In Enemy Unknown, the only real lasting aspect of a character was his/her rank. Once they died, all their equipment magically came home and you could simply gear up the next highest ranking player. You'd take a hit, but in a couple missions you'd be mostly back to full-strength.
The Meld-powered augmentations give more weight and customization to each character. They're more powerful in life, but they're also resource sinks. When they go down, you stand to lose a lot. The entire XCOM project isn't going to be derailed by the loss of a single soldier, but this feels like Firaxis' way of bringing the pain back to character death for experienced Enemy Unknown players who figured out that character death wasn't that big of a deal.
This is a recurring theme in Enemy Within. It's not just about augmentations. Firaxis has also introduced a new “medals” system whereby you earn medals for performing in battle. In classic XCOM fashion, once you've earned them you can rename them to whatever you like (e.g. “Outstanding Achievement in the Field of Badassitude”) and then choose between two buffs that character will get. It's all about making sure your characters have lasting worth and importance.

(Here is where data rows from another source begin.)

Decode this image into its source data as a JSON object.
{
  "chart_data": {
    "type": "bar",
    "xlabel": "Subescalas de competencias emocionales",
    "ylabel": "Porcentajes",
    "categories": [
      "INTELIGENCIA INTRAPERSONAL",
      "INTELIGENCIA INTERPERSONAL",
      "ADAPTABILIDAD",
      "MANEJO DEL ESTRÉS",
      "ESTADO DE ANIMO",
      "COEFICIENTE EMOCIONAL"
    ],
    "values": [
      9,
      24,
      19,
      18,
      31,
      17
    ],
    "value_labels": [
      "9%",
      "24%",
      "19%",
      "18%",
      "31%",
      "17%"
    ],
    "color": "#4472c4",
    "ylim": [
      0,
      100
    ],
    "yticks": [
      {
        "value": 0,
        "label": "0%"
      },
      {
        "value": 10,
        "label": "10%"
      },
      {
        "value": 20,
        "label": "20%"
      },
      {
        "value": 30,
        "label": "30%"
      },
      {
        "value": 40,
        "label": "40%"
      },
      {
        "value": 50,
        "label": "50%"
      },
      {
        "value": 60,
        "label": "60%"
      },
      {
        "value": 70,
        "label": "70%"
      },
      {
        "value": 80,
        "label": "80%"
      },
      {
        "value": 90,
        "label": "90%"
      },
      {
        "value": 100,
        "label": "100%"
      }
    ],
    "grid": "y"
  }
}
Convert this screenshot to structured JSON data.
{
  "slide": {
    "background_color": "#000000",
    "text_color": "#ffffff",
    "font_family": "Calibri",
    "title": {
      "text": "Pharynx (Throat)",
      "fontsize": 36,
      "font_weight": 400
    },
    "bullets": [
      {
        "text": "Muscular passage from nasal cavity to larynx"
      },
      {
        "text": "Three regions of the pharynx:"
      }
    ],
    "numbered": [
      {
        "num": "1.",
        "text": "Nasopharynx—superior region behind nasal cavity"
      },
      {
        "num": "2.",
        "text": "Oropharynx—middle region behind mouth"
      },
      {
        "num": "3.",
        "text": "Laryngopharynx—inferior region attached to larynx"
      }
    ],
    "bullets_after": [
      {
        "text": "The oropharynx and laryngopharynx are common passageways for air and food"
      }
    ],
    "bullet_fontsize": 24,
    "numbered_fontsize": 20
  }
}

It feels strange to focus so heavily on these seemingly small tweaks in light of the fact that Enemy Within introduces a new faction into the game, EXALT, a human group that works against the XCOM project and toward its own gains.
Ultimately, this isn't the side of the game I find most interesting though. Introducing a new faction with new mission types is fun and exciting, but it's heavy-handed. It's content creation. On the other hand, letting a small addition (Meld) feed naturally into every corner of the game is a much more elegant and interesting move.
Meld is Firaxis at its best, and I'm looking forward to seeing how this and EXALT affect the later stages of the game when XCOM: Enemy Within releases on November 12, 2013. It will be offered on Steam as a seperate download for $29.99, but will only be released on console as a bundle with XCOM: Enemy Unknown and its DLC for $39.99.